Auf sich allein gestellt ist der Big-Mac-Index beim Franken aber kein guter Taktgeber, weil der Big Mac in der Schweiz zu teuer ist, weil das Preisniveau in der Schweiz grundsätzlich hoch ist. Dieser Index zeigt meist eine Überbewertung des Frankens, welche wenig mit der Realität zu tun hat. Aufschlussreich ist vielmehr die Kaufkraftparität bei der Betrachtung der Devisenkursentwicklung, weil diese einem langfristigen Trend folgt. Und diese zeigte und zeigt gemäss nachfolgender Grafik für den Euro zum Franken weiter nach unten - sprich schwächerer Euro und stärkerer Franken. 

Gemäss Berechnungen der UBS dürfte sich der Euro zum Franken auch in den nächsten zehn Jahren weiter an Wert verlieren - Ziel ist ein Kurs im Jahr 2033 von 0,80 Franken. John Bilton, Research Analyst bei JPMorgan Asset Management für langfristige Anlageszenarien teilt diese Meinung und sieht den Euro zum Franken auf ein ähnliches Niveau absinken. Sowohl UBS wie JPMorgan basieren die Prognose darauf, dass beim bestehenden Aufwärtstrend der hiesigen Währung auf absehbare Zeit keine Wende in Sicht ist. 

Schweizer Kerninflation ist im Vergleich zu den G10-Ländern deutlich geringer

Der Frage, welche Rolle die Kerninflation bei der Währungsentwicklung spielt, ist die Commerzbank nachgegangen. Deren Devisenstratege Ulrich Leuchtmann wollte wissen, warum der japanische Yen in den letzten Jahren so spektakulär gefallen ist und sich auf der anderen Seite der Schweizer Franken sehr gut entwickelt hat. Der japanische Yen hatte in den letzten drei Jahren etwa ein Drittel seines Wertes gegenüber dem Schweizer Franken verloren. «Ein spektakuläre Entwicklung im G10-Universum mit relativ geringer Volatilität», so Leuchtmann.

Natürlich mag man monieren, die Schweizerische Nationalbank (SNB) habe ihren Leitzins deutlich weniger erhöht als die anderen G10-Zentralbanken. Dieses Argument ist gemäss Leuchtmann aber falsch. Vielmehr entscheidend für die Entwicklung des Frankens gegenüber dem japanischen Yen ist, dass die Inflation in der Schweiz deutlich weniger gestiegen ist. Die Kerninflation nahm in der Schweiz nach 2020 nie um mehr als 2,5 Prozentpunkte zu, in Japan jedoch um satte 4,7 Prozentpunkte. Noch höher stieg die Kerninflation in den USA, der Eurozone oder im Vereinigten Königreich, wo diese zwischenzeitlich zwischen 5 und 6 Prozent lag. 

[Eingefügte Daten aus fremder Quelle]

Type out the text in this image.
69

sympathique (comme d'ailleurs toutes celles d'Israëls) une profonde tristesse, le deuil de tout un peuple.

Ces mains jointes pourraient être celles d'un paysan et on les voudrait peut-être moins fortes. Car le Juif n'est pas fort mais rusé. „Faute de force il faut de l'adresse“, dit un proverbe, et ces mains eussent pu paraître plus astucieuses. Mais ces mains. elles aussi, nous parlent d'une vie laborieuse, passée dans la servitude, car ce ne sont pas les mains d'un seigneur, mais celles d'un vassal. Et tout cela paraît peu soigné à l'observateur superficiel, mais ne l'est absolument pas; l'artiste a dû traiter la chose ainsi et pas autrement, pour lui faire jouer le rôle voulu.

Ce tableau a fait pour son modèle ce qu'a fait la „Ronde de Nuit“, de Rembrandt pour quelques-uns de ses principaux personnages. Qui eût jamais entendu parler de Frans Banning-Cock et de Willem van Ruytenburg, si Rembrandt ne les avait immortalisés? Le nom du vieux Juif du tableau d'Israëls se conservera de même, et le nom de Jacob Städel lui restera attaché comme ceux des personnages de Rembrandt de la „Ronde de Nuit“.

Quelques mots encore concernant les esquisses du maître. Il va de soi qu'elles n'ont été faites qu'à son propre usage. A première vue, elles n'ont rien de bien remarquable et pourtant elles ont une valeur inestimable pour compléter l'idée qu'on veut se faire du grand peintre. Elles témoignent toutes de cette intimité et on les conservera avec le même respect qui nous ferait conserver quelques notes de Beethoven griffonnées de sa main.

Wird nun noch berücksichtigt, wie stark die jeweiligen Zentralbanken die Leitzinsen (y-Achse auf dem Diagramm) im Vergleich zur Kerninflation (x-Achse auf dem Diagramm) angehoben haben, dann ergibt diese Frankenstärke gegenüber dem japanischen Yen durchaus Sinn. Die SNB hat die Leitzinsen in den letzten zwei Jahren um 2,5 Prozent angehoben. Dem stehen unveränderte Leitzinsen von 0 Prozent der BoJ gegenüber. 

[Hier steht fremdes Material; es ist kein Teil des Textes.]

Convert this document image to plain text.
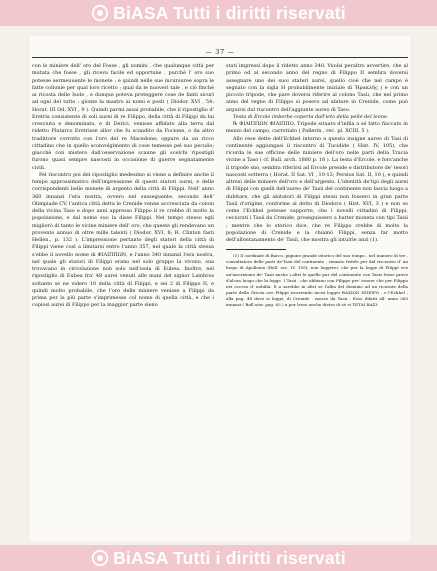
BiASA Tutti i diritti riservati
— 37 —

con le miniere dell' oro del Fosse , gli uomini , che qualunque città per mutata che fosse , gli riceva facile ed opportune , purchè l' oro suo potesse sermeuuente le monete : e quindi nelle sue incursuree sopra le fatte collonie per qual loro ricetto ; qual da le nuoveri tale , e ciò finché ai ricosta delle Isole , e dunque poteva proteggere cose de fanti sicuri ad ogni del tutto : gionte la mastro ai nomi e posti ( Diodor. XVI , 54: Horat. III Od. XVI , 9 ). Quindi parmi assai probabile, che il ripostiglio d' Eretria consistente di soli aurei di re Filippo, della città di Filippi da lui cresciuta e denominata, e di Derici, venisse affidato alla terra dal ridetto Plutarco Eretrisse allor che fu scandito da Focione, o da altro tradittore corrotto con l'oro del re Macedone; oppure da un ricco cittadino che in quello sconvolgimento di cose temesse pel suo peculio; giacchè con mistero dall'osservazione scaune gli scelchi ripostigli furono quasi sempre nascosti in occasione di guerre segnatamente civili.

Pel riscontro poi del ripostiglio medesimo si viene a definire anche il tempo approssimativo dell'impressione di questi statori aurei, e delle corrispondenti belle monete di argento della città di Filippi. Nell' anno 360 innanzi l'era nostra, ovvero nel susseguente, secondo dell' Olimpiade CV, l'antica città detta le Crenide venne accresciuta da coloni della vicina Taso e dopo anni appresso Filippo il re crebbe di molto la popolazione, e dal nome suo la disse Filippi. Nel tempo stesso egli migliorò di tanto le vicine miniere dell' oro, che queste gli rendevano un provento annuo di oltre mille talenti ( Diodor. XVI, 8; R. Clinton fasti Hellen., p. 132 ). L'impressione pertanto degli statori della città di Filippi viene così a limitarsi entro l'anno 357, nel quale la città stessa s'ebbe il novello nome di ΦΙΛΙΠΠΩΝ, e l'anno 340 innanzi l'era nostra, nel quale gli statori di Filippi erano nel solo gruppo la vivono, sua trovavano in circolazione non solo nell'isola di Eubea. Inoltre, nel ripostiglio di Eubea fra' 48 aurei venuti alle mani del signor Lambros soltanto se ne videro 10 della città di Filippi, e sei 2 di Filippo II, e quindi molto probabile, che l'oro delle miniere venisse a Filippi da prima per la più parte s'imprimesse col nome di quella città, e che i copiosi aurei di Filippo per la maggior parte sieno

stati impressi dopo il ridetto anno 340. Vuolsi peraltro avvertire, che al primo od al secondo anno del regno di Filippo II sembra doversi assegnare uno dei suoi stateri aurei, quello cioè che nel campo è segnato con la sigla Η probabilmente iniziale di Ἡρακλῆς ) e con un piccolo tripode, che pare doversi riferire al colono Tasii, che nel primo anno del regno di Filippo si posero ad abitare in Crenide, come può arguirsi dal riscontro dell'aggiunte aureo di Taso.

Testa di Ercole imberbe coperta dall'ieto della pelle del leone.

℞ ΦΙΛΙΠΠΩΝ ΦΙΛΙΠΠΟ. Tripode situato d'infila a sé fatto fiaccato in mezzo del campo, carrotiato ( Pallerin , rec. pl. XCIII, 5 ).

Allo rese dette dell'Eckhel intorno a questo insigne aureo di Tasi di continente aggiungasi il riscontro di Tucidide ( Hist. IV, 105), che ricorda le sue officine delle miniere dell'oro nelle parti della Tracia vicine a Taso ( cf. Bull. arch. 1880 p. 18 ). La testa d'Ercole, e fors'anche il tripode sno, sembra riferirsi ad Ercole preside e distributore de' tesori nascosti sotterra ( Horat. II Sat. VI , 10-13; Persius Sat. II, 10 ), e quindi altresì delle miniere dell'oro e dell'argento. L'identità de'tipi degli aurei di Filippi con quelli dell'aureo de' Tasii del continente non lascia luogo a dubitare, che gli abitatori di Filippi stessi non fossero in gran parte Tasii d'origine, conforme al detto di Diodoro ( Hist. XVI, 3 ) e non so come l'Eckhel potesse supporre, che i novelli cittadini di Filippi, ceciurati i Tasii da Crenide, proseguissero a batter moneta con tipi Tasii ; mentre che lo storico dice, che re Filippo crebbe di molto la popolazione di Crenide e la chiamò Filippi, senza far motto dell'allontanamento de' Tasii, che mostra gli intuirle anzi (1).

(1) Il cardinale di Barco, pigione grande istorico del suo tempo , nel numero di tre , consultatore delle parti de'Tasii del continente , rimasto fedele per dal riscontro d' un luogo di Apollonio (Rell. rec. IV. 195), non leggerei, che per la legge di Filippi ove un'inscrizione de' Tasii anche i altri le quelle pur del continente con Tasio fosse prove d'alcun luogo che la legge. I Tasii , che abbiano con Filippo pre' essere che per Filippo nei ecceso d' nobiltà. E a sarebbe in altri se l'alba del dominio ad un ricavate della parte della Grecia ove Filippi ricorrendo incisi loggei ΘΑΣΙΩΝ ΗΠΕΙΡΟ , e l'Eckhel , alla pag. 48 dove si legge, di Crenide . mosse da Tasii . Esso difatti all' anno 360 innanzi ( Bull.stor. pag. 83 ) a pur lesse anche dietro di sé vi ΤΕΤΑΙ ΒΑΣΙ-

BiASA Tutti i diritti riservati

In Anbetracht der geringeren Kerninflation in der Schweiz war eine kleine Reaktion der SNB viel gerechtfertigter als die Unterlassung der BoJ, erläutert Leuchtmann. «Die bessere Entwicklung des Frankens basiert auf einem schwächeren Rückgang der inländischen Kaufkraft. Noch wichtiger ist aber eine Zentralbank, die mit einiger Entschlossenheit gegen die Inflation vorgeht und das Risiko von Inflationsschocks minimiert.»

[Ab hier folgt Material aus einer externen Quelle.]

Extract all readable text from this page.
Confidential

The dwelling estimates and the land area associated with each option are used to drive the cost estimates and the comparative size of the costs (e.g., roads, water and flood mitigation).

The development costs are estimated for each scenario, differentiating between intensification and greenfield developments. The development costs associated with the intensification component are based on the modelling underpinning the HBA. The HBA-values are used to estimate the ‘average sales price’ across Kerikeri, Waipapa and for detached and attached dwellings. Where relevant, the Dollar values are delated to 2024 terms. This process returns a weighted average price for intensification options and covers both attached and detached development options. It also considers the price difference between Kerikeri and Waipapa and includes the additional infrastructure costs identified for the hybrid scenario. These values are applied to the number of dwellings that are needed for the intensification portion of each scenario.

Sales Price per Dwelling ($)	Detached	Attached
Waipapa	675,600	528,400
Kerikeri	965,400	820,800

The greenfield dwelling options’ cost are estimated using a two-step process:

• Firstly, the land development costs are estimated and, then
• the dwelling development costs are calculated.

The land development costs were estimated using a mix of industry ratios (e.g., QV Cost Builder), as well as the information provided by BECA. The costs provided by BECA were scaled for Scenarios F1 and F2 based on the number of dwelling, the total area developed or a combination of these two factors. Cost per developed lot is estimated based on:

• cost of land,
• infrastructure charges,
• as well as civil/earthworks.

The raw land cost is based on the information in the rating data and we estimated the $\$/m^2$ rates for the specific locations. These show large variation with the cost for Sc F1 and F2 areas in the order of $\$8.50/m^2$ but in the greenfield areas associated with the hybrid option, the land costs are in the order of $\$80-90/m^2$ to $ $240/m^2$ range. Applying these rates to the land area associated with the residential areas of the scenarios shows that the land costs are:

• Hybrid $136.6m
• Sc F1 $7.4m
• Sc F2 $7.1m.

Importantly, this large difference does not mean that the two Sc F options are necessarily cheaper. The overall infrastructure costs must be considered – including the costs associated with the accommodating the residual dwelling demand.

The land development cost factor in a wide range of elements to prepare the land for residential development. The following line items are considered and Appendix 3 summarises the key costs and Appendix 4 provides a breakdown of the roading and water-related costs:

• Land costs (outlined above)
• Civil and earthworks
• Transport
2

Bei Betrachtung der Grafik des Commerzbank-Devisenstrategen fällt auch Schweden mit einer extrem hohen Kerninflation und verhältnismässig geringen Leitzinserhöhungen auf. Leuchtmann bezeichnet Schweden denn auch als krasse Beispiel dafür, wie man es nicht machen sollte. «Obwohl der Anstieg des Leitzinses der schwedischen Zentralbank Riksbank fast so gross war wie der der Europäischen Zentralbank (EZB) oder der Royal Bank of Australia (RBA), ist die Geldpolitik der Riksbank immer noch weitaus weniger angemessen. Die Riksbank hätte viel mehr Gründe gehabt, ihren Leitzins weiter anzuheben.» Deshalb hatte die schwedische Krone nach dem Yen die G10-Währung mit der zweitschlechtesten Performance in den letzten Jahren. 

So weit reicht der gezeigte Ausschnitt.